If the summit occurs on June 12, we are going to learn whether we are standing on the precipice of history or whether what appears to be a long-awaited opportunity is lost. Going into the summit between President Trump and Kim Jong-un, the experts are gob smacked by what has taken place over the last month, but at the same time very leery about North Korea’s true motivations. Much of the debate in the Pyongyang watching community revolves around long-held assumptions that can’t let go of the notion that somehow the international community is being played. These assumptions don’t make much room for the argument that Kim Jong-un for a lot of reasons ranging from legitimacy to resources has come to the conclusion that the strategies of his father and grandfather no longer work. He is thirty-four years old and he needs to think long term and not rely on tactical shifts. As such, he is faced with two questions. How do I secure my two fundamental objectives of regime survival and perpetuation of Kim family rule? How do I have my cake and eat it too when it comes to Byungjin? The answer is a grand bargain. Any other arguments, such as reunification and getting U.S. forces off the peninsula, are nothing but noise.
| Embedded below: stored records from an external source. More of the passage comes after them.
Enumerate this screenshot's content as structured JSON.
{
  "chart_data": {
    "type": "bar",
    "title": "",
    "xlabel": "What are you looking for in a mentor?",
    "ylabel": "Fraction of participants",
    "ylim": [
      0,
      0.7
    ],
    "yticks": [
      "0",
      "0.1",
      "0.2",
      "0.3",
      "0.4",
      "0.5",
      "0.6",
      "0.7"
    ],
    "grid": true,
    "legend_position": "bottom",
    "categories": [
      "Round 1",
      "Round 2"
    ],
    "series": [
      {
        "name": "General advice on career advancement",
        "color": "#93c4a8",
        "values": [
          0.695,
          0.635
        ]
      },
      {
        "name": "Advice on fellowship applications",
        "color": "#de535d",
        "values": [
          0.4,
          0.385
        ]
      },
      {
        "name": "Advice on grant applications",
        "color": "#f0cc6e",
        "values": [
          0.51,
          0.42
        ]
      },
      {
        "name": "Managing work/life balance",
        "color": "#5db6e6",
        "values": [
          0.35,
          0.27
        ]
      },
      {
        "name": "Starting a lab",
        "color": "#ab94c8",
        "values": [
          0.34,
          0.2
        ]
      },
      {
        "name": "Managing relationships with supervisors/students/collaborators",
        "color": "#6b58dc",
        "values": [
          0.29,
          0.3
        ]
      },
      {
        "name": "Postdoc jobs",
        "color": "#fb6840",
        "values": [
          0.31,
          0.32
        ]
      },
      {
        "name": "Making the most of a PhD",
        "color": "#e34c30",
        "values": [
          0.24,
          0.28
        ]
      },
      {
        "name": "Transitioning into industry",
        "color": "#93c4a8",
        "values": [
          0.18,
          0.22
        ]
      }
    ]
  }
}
Ken E. Gause is Director of the International Affairs Group at CNA Corporation and author of North Korean House of Cards: Leadership Dynamics in the Kim Jong-un Era.

[1] North Korea’s recent threats to pull out of the summit have only hardened these views in the minds of many.

[2] Even if the United States adheres to its promise of no economic aid until complete denuclearization is achieved, indications are that Xi Jinping agreed at Dalian that China would provide assistance during the process as long as an agreement was struck between the Trump and Kim.

[3] It is possible that this plan is what Kim had in mind, but it only works if the United States is on board. Kim’s recent threat to withdraw from the summit is likely the result of apparent U.S. backsliding on the terms of denuclearization. President Trump’s soothing words about a long-term process and respect for Kim Jong-un have been replaced by hardline statements by Secretary of State Mike Pompeo and National Security Advisor John Bolton, who have reiterated upfront CVID (along the lines of the Libya model) and expanding the definition of denuclearization to include North Korea’s chemical and biological weapons programs. To Kim, this likely looks like moving the goal posts which were likely established in his recent discussions with Pompeo. The Max Thunder exercise provided a convenient foil for North Korea to cry foul and try to get the United States to clearly articulate its requirements going into the summit.